World-owned friction. Delayed payments, reviews arriving days after purchase, production lead times, stock-outs, customers browsing without buying. The benchmark measures how well agents operate inside a world with real constraints.
- LLM: Mistral AI (mistral-small, mistral-medium, magistral-small via chat completions + function calling)
- Backend: Fastify + TypeScript, Bun runtime
- Database: PostgreSQL + Drizzle ORM
- Frontend: React + Vite + TailwindCSS + TanStack Query
- Agent Loop: Custom orchestrator, not a managed agent platform
- Simulation: Formula-driven demand engine with 8 customer cohorts
- Artifacts: Full per-run trace bundles (briefings, tool calls, scratchpad evolution, daily summaries)
├── server/src/
│ ├── app.ts # Fastify server setup
│ ├── routes/ # Seller-facing + control API routes
│ ├── simulation/
│ │ ├── day-resolution.ts # Core demand pipeline
│ │ ├── state.ts # World state management
│ │ └── seed.ts # Scenario seeding
│ └── schemas/ # Zod validation schemas
├── src/
│ ├── agent/ # Agent runtime + orchestrator
│ ├── mistral/ # Mistral provider integration
│ └── seller-core/ # Portable tool contract layer
├── frontend/src/
│ ├── pages/ # Dashboard, runs, benchmarks, docs
│ └── components/ # Operator controls, visualizations
├── artifacts/agent-runtime/ # 30+ persisted run bundles
├── docs/ # Architecture, simulation model, agent loop docs
└── runs/ # Active run state
# Prerequisites: Bun, Node.js, PostgreSQL
# Install dependencies
bun install
cd frontend && npm install && cd ..
# Set up environment
cp .env.example .env # Add MISTRAL_API_KEY and DATABASE_URL
# Start the platform
bun run server:dev # API server on :3000
cd frontend && npm run dev # Frontend on :5173
# Launch a run (from the operator UI or CLI)

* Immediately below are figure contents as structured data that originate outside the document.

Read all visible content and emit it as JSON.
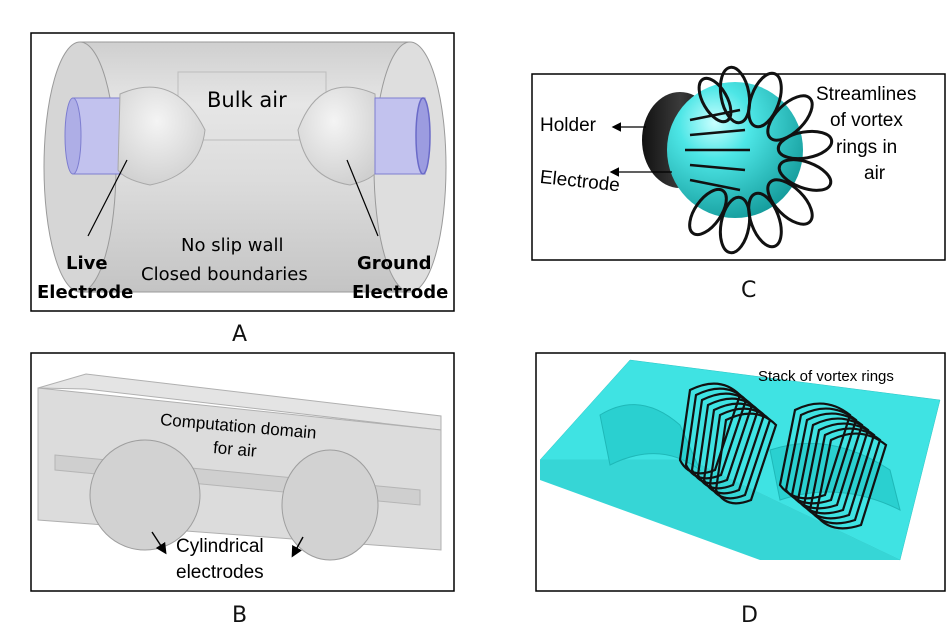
{
  "panel_a": {
    "label": "A",
    "bulk_air": "Bulk air",
    "live_line1": "Live",
    "live_line2": "Electrode",
    "wall_line1": "No slip wall",
    "wall_line2": "Closed boundaries",
    "ground_line1": "Ground",
    "ground_line2": "Electrode"
  },
  "panel_b": {
    "label": "B",
    "domain_line1": "Computation domain",
    "domain_line2": "for air",
    "cyl_line1": "Cylindrical",
    "cyl_line2": "electrodes"
  },
  "panel_c": {
    "label": "C",
    "holder": "Holder",
    "electrode": "Electrode",
    "stream_line1": "Streamlines",
    "stream_line2": "of vortex",
    "stream_line3": "rings in",
    "stream_line4": "air"
  },
  "panel_d": {
    "label": "D",
    "stack": "Stack of vortex rings"
  },
  "colors": {
    "cyan": "#33e0e0",
    "glass": "#d3d3d3",
    "electrode_blue": "#b9b9f2",
    "frame": "#000000"
  }
}
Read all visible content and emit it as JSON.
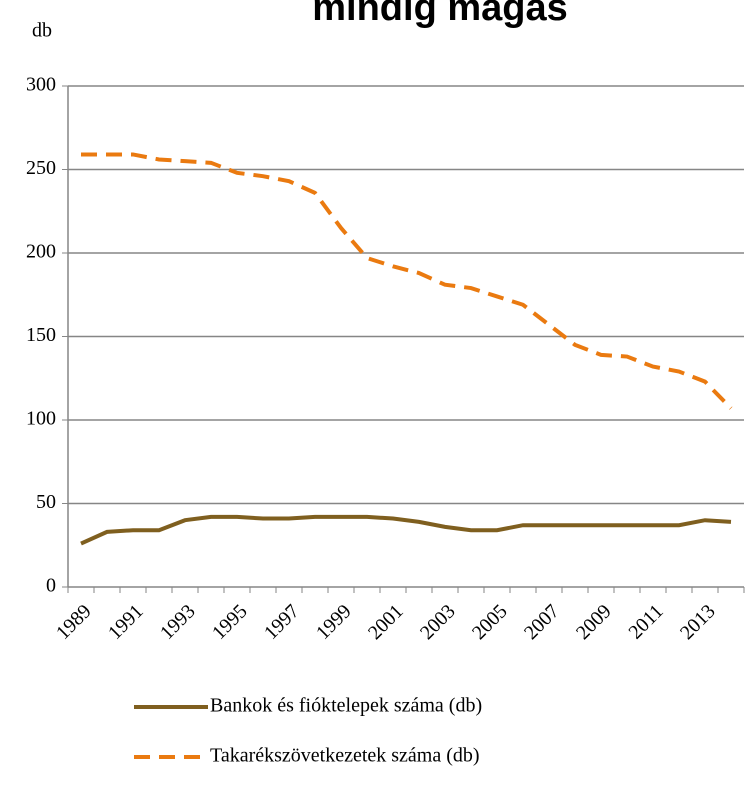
{
  "chart_data": {
    "type": "line",
    "title": "mindig magas",
    "y_label": "db",
    "categories": [
      "1989",
      null,
      "1991",
      null,
      "1993",
      null,
      "1995",
      null,
      "1997",
      null,
      "1999",
      null,
      "2001",
      null,
      "2003",
      null,
      "2005",
      null,
      "2007",
      null,
      "2009",
      null,
      "2011",
      null,
      "2013",
      null
    ],
    "series": [
      {
        "name": "Bankok és fióktelepek száma (db)",
        "color": "#7f5f1f",
        "dash": false,
        "values": [
          26,
          33,
          34,
          34,
          40,
          42,
          42,
          41,
          41,
          42,
          42,
          42,
          41,
          39,
          36,
          34,
          34,
          37,
          37,
          37,
          37,
          37,
          37,
          37,
          40,
          39
        ]
      },
      {
        "name": "Takarékszövetkezetek száma (db)",
        "color": "#ea7a10",
        "dash": true,
        "values": [
          259,
          259,
          259,
          256,
          255,
          254,
          248,
          246,
          243,
          236,
          215,
          197,
          192,
          188,
          181,
          179,
          174,
          169,
          157,
          145,
          139,
          138,
          132,
          129,
          123,
          107
        ]
      }
    ],
    "ylim": [
      0,
      300
    ],
    "yticks": [
      0,
      50,
      100,
      150,
      200,
      250,
      300
    ],
    "grid": true,
    "legend": "bottom"
  }
}
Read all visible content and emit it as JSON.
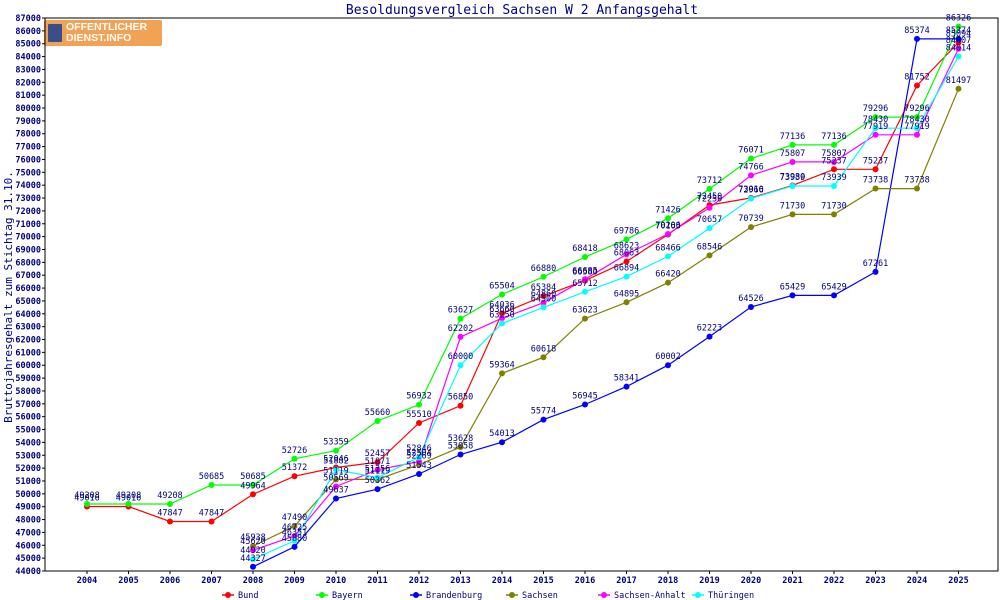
{
  "logo": {
    "line1": "OFFENTLICHER",
    "line2": "DIENST.INFO"
  },
  "chart_data": {
    "type": "line",
    "title": "Besoldungsvergleich Sachsen W 2 Anfangsgehalt",
    "xlabel": "",
    "ylabel": "Bruttojahresgehalt zum Stichtag 31.10.",
    "ylim": [
      44000,
      87000
    ],
    "ystep": 1000,
    "grid": false,
    "legend_position": "bottom",
    "categories": [
      "2004",
      "2005",
      "2006",
      "2007",
      "2008",
      "2009",
      "2010",
      "2011",
      "2012",
      "2013",
      "2014",
      "2015",
      "2016",
      "2017",
      "2018",
      "2019",
      "2020",
      "2021",
      "2022",
      "2023",
      "2024",
      "2025"
    ],
    "series": [
      {
        "name": "Bund",
        "color": "#ff0000",
        "values": [
          49016,
          49016,
          47847,
          47847,
          49964,
          51372,
          52046,
          52457,
          55510,
          56850,
          64036,
          65384,
          66580,
          68063,
          70163,
          72450,
          73010,
          73980,
          75237,
          75237,
          81752,
          85094
        ]
      },
      {
        "name": "Bayern",
        "color": "#00ff00",
        "values": [
          49208,
          49208,
          49208,
          50685,
          50685,
          52726,
          53359,
          55660,
          56932,
          63627,
          65504,
          66880,
          68418,
          69786,
          71426,
          73712,
          76071,
          77136,
          77136,
          79296,
          79296,
          86326
        ]
      },
      {
        "name": "Brandenburg",
        "color": "#0000ff",
        "values": [
          null,
          null,
          null,
          null,
          44327,
          45880,
          49637,
          50362,
          51543,
          53058,
          54013,
          55774,
          56945,
          58341,
          60002,
          62223,
          64526,
          65429,
          65429,
          67261,
          85374,
          85374
        ]
      },
      {
        "name": "Sachsen",
        "color": "#808000",
        "values": [
          null,
          null,
          null,
          null,
          45938,
          47490,
          51119,
          51119,
          52269,
          53628,
          59364,
          60618,
          63623,
          64895,
          66420,
          68546,
          70739,
          71730,
          71730,
          73738,
          73738,
          81497
        ]
      },
      {
        "name": "Sachsen-Anhalt",
        "color": "#ff00ff",
        "values": [
          null,
          null,
          null,
          null,
          45620,
          46725,
          50569,
          51871,
          52504,
          62202,
          63660,
          64860,
          66685,
          68623,
          70206,
          72250,
          74766,
          75807,
          75807,
          77919,
          77919,
          84607
        ]
      },
      {
        "name": "Thüringen",
        "color": "#00ffff",
        "values": [
          null,
          null,
          null,
          null,
          44920,
          46351,
          51882,
          51256,
          52846,
          60000,
          63250,
          64500,
          65712,
          66894,
          68466,
          70657,
          72966,
          73939,
          73939,
          78430,
          78430,
          84014
        ]
      }
    ]
  }
}
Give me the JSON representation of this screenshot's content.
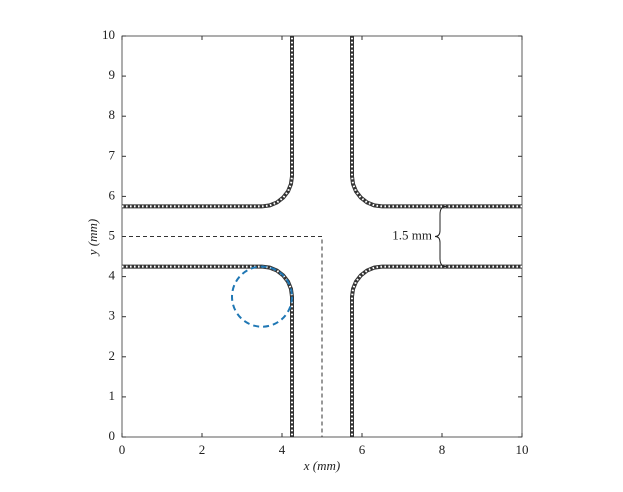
{
  "chart_data": {
    "type": "line",
    "xlabel": "x (mm)",
    "ylabel": "y (mm)",
    "xlim": [
      0,
      10
    ],
    "ylim": [
      0,
      10
    ],
    "xticks": [
      0,
      2,
      4,
      6,
      8,
      10
    ],
    "yticks": [
      0,
      1,
      2,
      3,
      4,
      5,
      6,
      7,
      8,
      9,
      10
    ],
    "series": [
      {
        "color": "#333333",
        "style": "beaded",
        "x": [
          0,
          3.5,
          3.694,
          3.875,
          4.03,
          4.15,
          4.224,
          4.25,
          4.25
        ],
        "y": [
          5.75,
          5.75,
          5.776,
          5.85,
          5.97,
          6.125,
          6.306,
          6.5,
          10
        ]
      },
      {
        "color": "#333333",
        "style": "beaded",
        "x": [
          10,
          6.5,
          6.306,
          6.125,
          5.97,
          5.85,
          5.776,
          5.75,
          5.75
        ],
        "y": [
          5.75,
          5.75,
          5.776,
          5.85,
          5.97,
          6.125,
          6.306,
          6.5,
          10
        ]
      },
      {
        "color": "#333333",
        "style": "beaded",
        "x": [
          0,
          3.5,
          3.694,
          3.875,
          4.03,
          4.15,
          4.224,
          4.25,
          4.25
        ],
        "y": [
          4.25,
          4.25,
          4.224,
          4.15,
          4.03,
          3.875,
          3.694,
          3.5,
          0
        ]
      },
      {
        "color": "#333333",
        "style": "beaded",
        "x": [
          10,
          6.5,
          6.306,
          6.125,
          5.97,
          5.85,
          5.776,
          5.75,
          5.75
        ],
        "y": [
          4.25,
          4.25,
          4.224,
          4.15,
          4.03,
          3.875,
          3.694,
          3.5,
          0
        ]
      },
      {
        "color": "#333333",
        "style": "dashed",
        "x": [
          0,
          5,
          5
        ],
        "y": [
          5,
          5,
          0
        ]
      }
    ],
    "circle": {
      "center": [
        3.5,
        3.5
      ],
      "radius": 0.75,
      "color": "#1f77b4",
      "style": "dashed"
    },
    "annotation": {
      "text": "1.5 mm",
      "x": 8.1,
      "y": [
        4.25,
        5.75
      ]
    }
  }
}
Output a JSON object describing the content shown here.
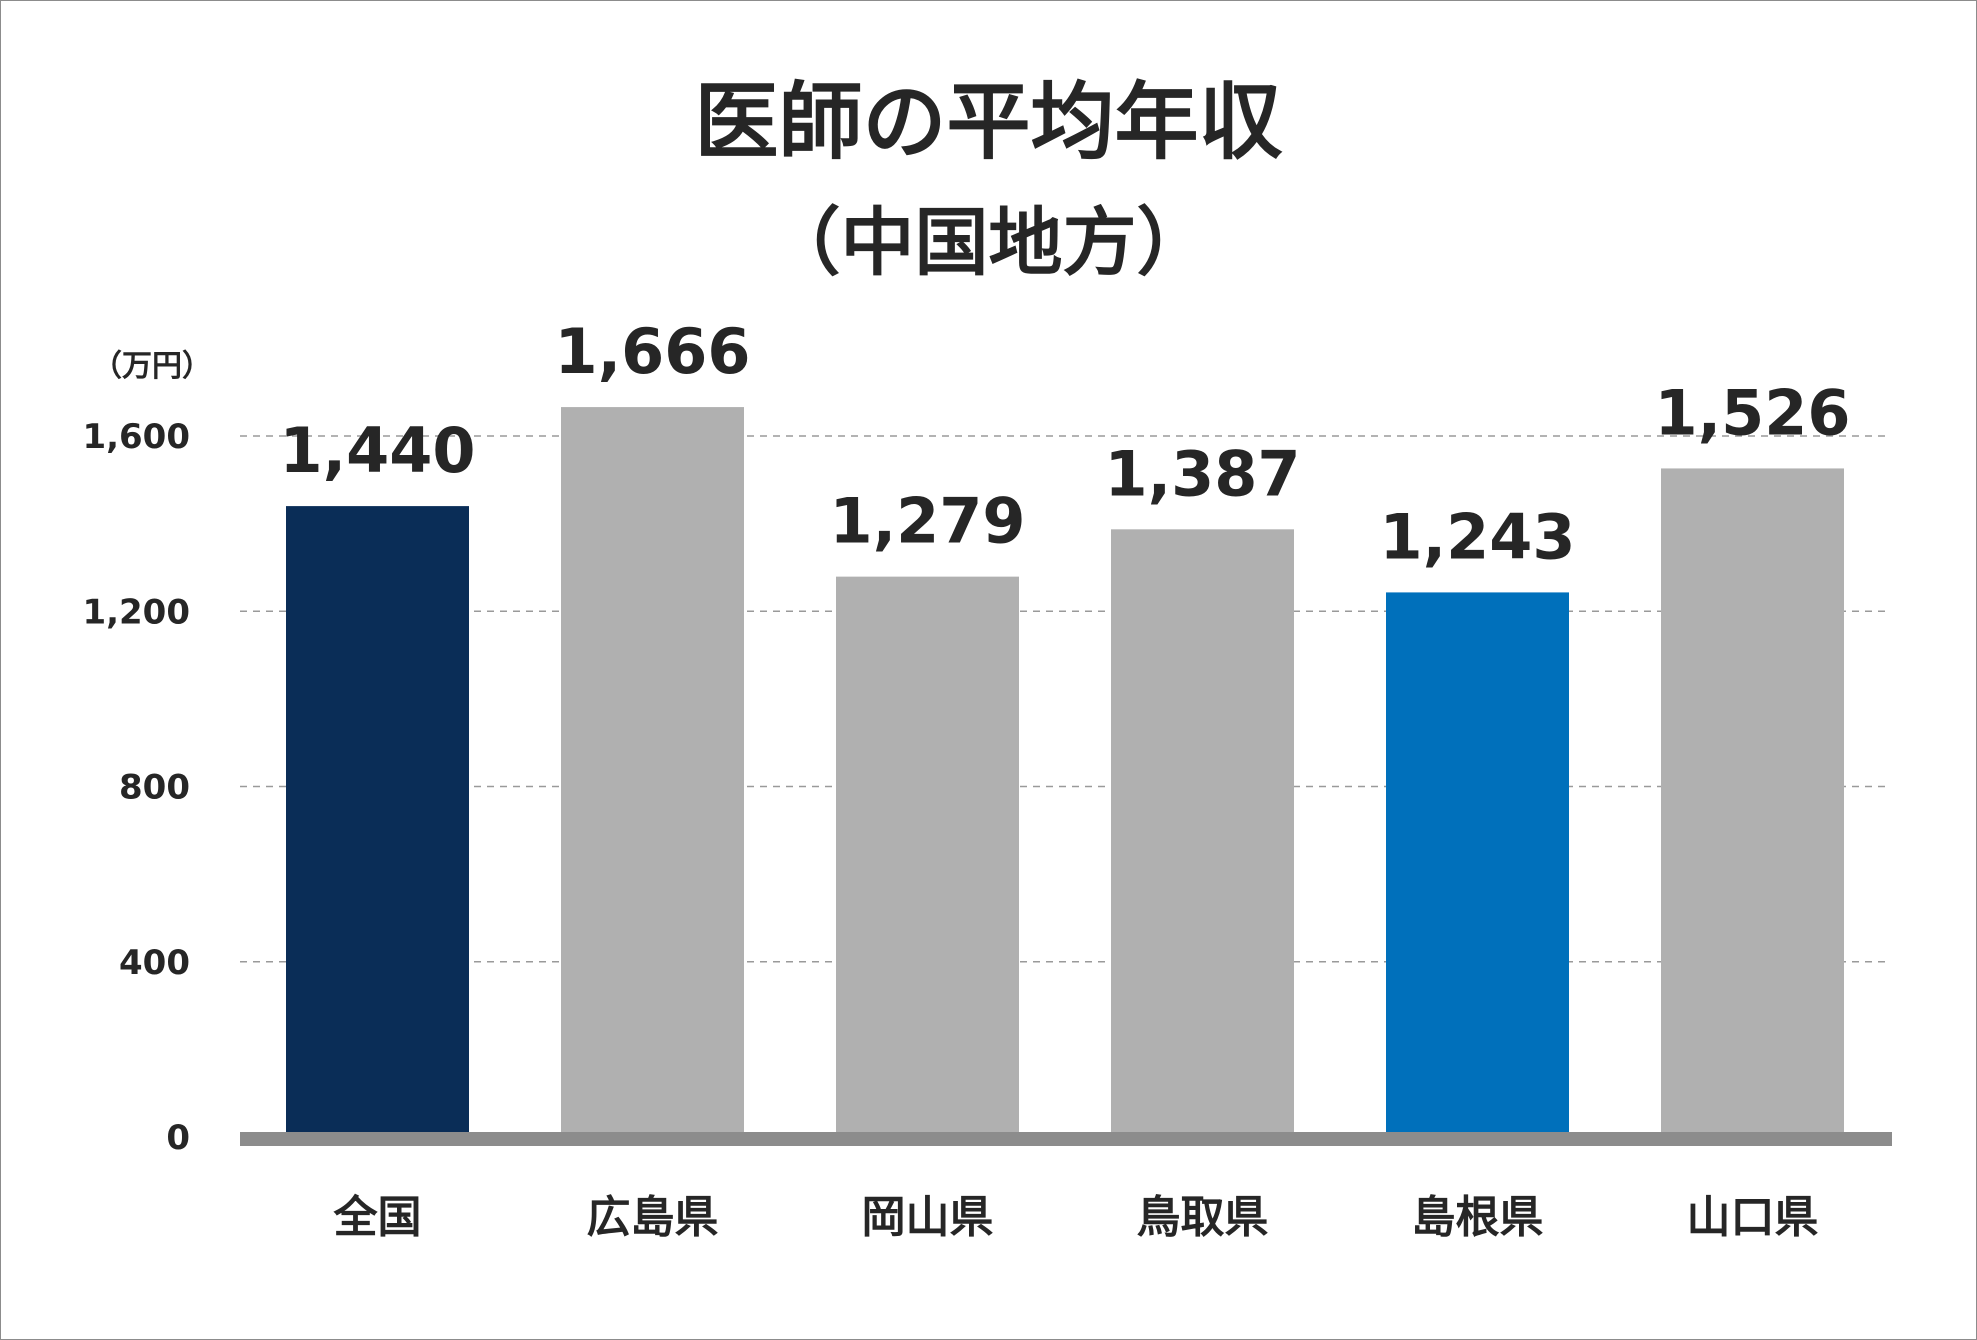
{
  "chart_data": {
    "type": "bar",
    "title": "医師の平均年収",
    "subtitle": "（中国地方）",
    "ylabel": "（万円）",
    "xlabel": "",
    "categories": [
      "全国",
      "広島県",
      "岡山県",
      "鳥取県",
      "島根県",
      "山口県"
    ],
    "values": [
      1440,
      1666,
      1279,
      1387,
      1243,
      1526
    ],
    "value_labels": [
      "1,440",
      "1,666",
      "1,279",
      "1,387",
      "1,243",
      "1,526"
    ],
    "bar_colors": [
      "#0a2d57",
      "#b0b0b0",
      "#b0b0b0",
      "#b0b0b0",
      "#0070bb",
      "#b0b0b0"
    ],
    "ylim": [
      0,
      1800
    ],
    "yticks": [
      0,
      400,
      800,
      1200,
      1600
    ],
    "ytick_labels": [
      "0",
      "400",
      "800",
      "1,200",
      "1,600"
    ],
    "grid": true,
    "legend": "none"
  }
}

# Choose scenario: "operate" (existing business) or "bootstrap" (start from zero)| Decision | Why |
|---|---|
| Own the agent loop | Full control over briefings, memory, tool exposure, and artifact capture. Managed platforms hide too much |
| Formula-driven demand | LLM-as-judge for sales would conflate model quality with evaluation quality. Formulas are transparent and tunable |
| Explicit memory | Freeform scratchpad over vector DBs. Everything the agent remembers is inspectable in traces |
| Creative goods with production | 3D-printed planters, mugs, organizers. Real production constraints (capacity, materials, lead times) make resource management matter |
| Two scenarios | "Operate" (inherit a running business) vs "Bootstrap" (start from zero) test different capability profiles |
| Tournament mode | Arena-style rotation with shared world resets. Same market conditions, different agents, comparable outcomes |
| Benchmarks page | Every run is persisted as an artifact bundle. The frontend aggregates results by model for side-by-side performance comparison |
Botique measures autonomous organization capability:
- Operational. Reprioritizing, publishing, pricing, producing, and responding to feedback.
- Strategic. Forming a direction, testing ideas, and shifting based on evidence.
- Memory. Preserving useful context and plans across days.
- Adaptive. Expanding into adjacent opportunities or pivoting when the current lane weakens.
- Resource governance. Managing cash, capacity, inventory, backlog, and risk.
Built in 48 hours for the Mistral AI Worldwide Hackathon 2026.